According to the Mid-Year Population Estimates, 2011, over 5,5 million people live on about 123 910 km2 of land in Limpopo. English is the language of a small (chiefly white) minority, but is also politically favored because of the association of Afrikaans with apartheid. North Sotho is frequently also called Sepedi, although the Pedi people and their dialects are no more than the largest grouping among the Sotho-speakers of the province. XiTsonga, also known as Shangaan, is also spoken in a far larger region to the east of the Kruger Park, in Mozambique. It was the language of the Gaza kingdom, one of whose early kings was Shoshangane. The Gaza state was unique among those that arose during the Mfecane in that it was built by an invading group from South Africa (abeNguni from the same region where the Zulu kingdom flourished), but retained the language of the conquered people. The Tsonga language was nonetheless influenced by isiNguni.
In terms of agriculture, Limpopo could be described as the garden of South Africa, or even that of the whole continent, given its rich fruit and vegetable production. It produces 75% of the country’s mangoes; 65% of its papayas; 36% of its tea; 25% of its citrus, bananas, and litchis; 60% of its avocados; two thirds of its tomatoes; and 285 000 tons of potatoes.
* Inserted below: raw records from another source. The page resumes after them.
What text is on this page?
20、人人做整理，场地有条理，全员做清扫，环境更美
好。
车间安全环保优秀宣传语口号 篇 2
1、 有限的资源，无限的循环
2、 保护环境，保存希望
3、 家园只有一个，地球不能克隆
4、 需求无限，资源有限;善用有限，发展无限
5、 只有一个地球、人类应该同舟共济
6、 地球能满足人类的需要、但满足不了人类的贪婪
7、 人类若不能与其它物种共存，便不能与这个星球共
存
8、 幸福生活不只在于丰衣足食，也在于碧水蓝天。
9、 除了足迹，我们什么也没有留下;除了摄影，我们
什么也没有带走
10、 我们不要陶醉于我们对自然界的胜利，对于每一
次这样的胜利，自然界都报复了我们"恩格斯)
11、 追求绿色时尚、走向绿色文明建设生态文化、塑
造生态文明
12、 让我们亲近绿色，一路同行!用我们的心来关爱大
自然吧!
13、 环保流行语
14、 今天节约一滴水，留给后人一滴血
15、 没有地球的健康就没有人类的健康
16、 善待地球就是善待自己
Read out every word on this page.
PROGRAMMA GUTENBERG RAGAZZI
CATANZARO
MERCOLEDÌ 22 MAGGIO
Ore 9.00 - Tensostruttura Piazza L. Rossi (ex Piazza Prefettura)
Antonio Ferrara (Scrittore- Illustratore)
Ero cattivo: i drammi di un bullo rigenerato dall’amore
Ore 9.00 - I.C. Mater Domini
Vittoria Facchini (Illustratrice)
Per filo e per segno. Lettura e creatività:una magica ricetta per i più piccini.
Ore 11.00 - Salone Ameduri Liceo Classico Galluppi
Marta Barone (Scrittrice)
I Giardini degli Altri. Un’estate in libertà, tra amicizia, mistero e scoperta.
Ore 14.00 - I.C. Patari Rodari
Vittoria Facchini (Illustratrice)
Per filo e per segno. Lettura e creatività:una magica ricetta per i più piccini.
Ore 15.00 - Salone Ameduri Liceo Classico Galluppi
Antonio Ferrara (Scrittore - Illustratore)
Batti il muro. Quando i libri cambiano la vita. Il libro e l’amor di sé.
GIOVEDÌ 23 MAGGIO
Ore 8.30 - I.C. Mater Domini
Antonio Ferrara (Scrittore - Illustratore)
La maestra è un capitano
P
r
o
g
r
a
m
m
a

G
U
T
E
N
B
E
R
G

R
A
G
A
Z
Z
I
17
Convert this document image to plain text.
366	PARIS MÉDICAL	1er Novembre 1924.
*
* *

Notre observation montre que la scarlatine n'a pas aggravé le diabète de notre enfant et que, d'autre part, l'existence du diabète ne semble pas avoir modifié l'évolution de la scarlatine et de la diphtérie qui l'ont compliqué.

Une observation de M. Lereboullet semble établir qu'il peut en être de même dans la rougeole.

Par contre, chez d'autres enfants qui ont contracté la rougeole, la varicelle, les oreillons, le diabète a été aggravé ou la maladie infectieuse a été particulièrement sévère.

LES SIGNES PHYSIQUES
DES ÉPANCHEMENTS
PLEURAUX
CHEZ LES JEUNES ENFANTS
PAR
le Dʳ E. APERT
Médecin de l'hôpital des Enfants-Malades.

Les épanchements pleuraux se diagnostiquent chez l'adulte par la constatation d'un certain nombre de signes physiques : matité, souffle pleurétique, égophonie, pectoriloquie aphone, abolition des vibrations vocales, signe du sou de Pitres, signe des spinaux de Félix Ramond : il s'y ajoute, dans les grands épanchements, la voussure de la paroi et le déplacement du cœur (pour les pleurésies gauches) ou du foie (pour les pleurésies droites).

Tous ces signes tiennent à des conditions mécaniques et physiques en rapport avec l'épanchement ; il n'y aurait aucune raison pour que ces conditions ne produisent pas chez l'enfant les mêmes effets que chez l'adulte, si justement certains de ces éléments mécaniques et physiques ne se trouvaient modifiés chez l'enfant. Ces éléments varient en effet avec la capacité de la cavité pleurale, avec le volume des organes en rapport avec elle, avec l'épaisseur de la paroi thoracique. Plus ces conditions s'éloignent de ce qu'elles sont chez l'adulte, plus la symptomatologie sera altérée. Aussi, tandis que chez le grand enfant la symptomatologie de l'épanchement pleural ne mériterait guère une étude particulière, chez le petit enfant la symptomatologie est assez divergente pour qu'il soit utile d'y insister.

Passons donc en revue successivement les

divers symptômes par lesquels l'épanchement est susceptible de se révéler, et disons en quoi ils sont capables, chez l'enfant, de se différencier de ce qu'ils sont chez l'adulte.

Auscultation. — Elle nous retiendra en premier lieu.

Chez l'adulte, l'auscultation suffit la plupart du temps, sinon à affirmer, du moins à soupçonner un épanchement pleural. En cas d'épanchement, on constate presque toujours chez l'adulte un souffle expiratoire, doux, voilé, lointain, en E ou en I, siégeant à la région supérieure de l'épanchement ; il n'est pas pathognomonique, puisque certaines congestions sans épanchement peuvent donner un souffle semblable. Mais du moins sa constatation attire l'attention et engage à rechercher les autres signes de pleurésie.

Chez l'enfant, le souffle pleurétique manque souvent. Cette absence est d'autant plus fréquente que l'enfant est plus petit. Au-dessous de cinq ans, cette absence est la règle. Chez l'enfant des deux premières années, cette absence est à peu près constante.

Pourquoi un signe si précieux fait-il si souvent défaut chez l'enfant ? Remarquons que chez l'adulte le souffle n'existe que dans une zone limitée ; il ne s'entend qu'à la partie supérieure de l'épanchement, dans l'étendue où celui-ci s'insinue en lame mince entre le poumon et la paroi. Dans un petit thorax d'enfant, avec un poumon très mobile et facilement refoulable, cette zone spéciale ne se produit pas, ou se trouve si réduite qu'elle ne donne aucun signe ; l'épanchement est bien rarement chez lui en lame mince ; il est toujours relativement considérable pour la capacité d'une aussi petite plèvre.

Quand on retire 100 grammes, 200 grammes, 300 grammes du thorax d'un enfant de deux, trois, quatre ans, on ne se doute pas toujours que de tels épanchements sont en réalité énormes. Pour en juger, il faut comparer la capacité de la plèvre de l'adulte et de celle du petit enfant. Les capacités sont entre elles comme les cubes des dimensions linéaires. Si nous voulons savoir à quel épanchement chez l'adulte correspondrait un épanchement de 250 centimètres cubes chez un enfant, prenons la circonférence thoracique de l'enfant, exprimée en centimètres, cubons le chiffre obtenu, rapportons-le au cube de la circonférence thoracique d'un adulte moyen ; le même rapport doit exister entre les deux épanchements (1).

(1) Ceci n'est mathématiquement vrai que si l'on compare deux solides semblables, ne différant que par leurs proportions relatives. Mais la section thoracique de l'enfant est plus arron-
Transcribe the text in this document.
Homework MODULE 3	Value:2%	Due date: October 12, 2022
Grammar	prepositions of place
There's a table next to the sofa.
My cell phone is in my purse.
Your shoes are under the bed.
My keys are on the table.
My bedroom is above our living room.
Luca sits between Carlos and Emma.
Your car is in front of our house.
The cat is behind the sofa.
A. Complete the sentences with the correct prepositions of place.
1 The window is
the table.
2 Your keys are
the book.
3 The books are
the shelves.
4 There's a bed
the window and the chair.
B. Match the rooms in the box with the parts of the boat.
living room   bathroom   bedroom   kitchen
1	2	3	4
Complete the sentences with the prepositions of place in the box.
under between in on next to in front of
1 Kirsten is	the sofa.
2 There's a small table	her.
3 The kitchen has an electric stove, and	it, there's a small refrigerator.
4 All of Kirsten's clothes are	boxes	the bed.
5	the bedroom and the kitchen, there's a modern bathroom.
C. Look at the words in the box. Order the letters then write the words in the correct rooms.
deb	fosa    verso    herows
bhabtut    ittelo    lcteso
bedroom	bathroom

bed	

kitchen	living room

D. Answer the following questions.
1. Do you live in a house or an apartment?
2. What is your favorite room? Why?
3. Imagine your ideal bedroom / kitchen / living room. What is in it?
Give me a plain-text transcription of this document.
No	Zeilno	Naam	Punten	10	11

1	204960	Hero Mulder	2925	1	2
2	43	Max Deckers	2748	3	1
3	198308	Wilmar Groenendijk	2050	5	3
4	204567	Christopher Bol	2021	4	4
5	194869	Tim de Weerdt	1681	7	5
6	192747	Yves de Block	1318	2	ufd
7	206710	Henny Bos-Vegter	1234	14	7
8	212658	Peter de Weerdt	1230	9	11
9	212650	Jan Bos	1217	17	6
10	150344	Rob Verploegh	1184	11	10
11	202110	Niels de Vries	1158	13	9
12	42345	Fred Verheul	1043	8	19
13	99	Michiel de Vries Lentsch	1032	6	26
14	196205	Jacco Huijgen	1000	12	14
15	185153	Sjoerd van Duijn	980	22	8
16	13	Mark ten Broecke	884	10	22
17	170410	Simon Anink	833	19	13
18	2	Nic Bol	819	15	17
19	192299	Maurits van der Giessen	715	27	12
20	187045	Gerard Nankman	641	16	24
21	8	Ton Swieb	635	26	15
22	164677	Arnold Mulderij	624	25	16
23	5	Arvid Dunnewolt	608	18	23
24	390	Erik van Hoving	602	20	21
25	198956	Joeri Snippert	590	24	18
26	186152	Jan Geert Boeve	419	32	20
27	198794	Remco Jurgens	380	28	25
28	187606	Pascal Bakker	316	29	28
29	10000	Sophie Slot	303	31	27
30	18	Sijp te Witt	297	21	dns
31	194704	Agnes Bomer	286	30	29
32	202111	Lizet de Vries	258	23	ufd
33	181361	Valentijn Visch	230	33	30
Other products include coffee, nuts, guavas, sisal, cotton and tobacco. Over 170 plantations produce timber. In addition, cotton, sunflower, maize, wheat cultivation and grapes are produced. Most of the higher-lying areas are devoted to cattle and game ranching, earning a reputation for quality biltong (salted, dried meat), which is a popular South African delicacy.
Industry and mining
Limpopo also has abundant mineral resources, making mining the critical sector of the province’s economy by contributing 22% of the gross geographic product. The platinum group metals include platinum, chromium, nickel, cobalt, vanadium, tin, limestone and uranium clay. Other reserves include antinomy, phosphates, fluorspar, gold, diamonds, copper, emeralds, scheelites, magnetite, vermiculite, silicon, mica, black granite, corundum, feldspar and salt.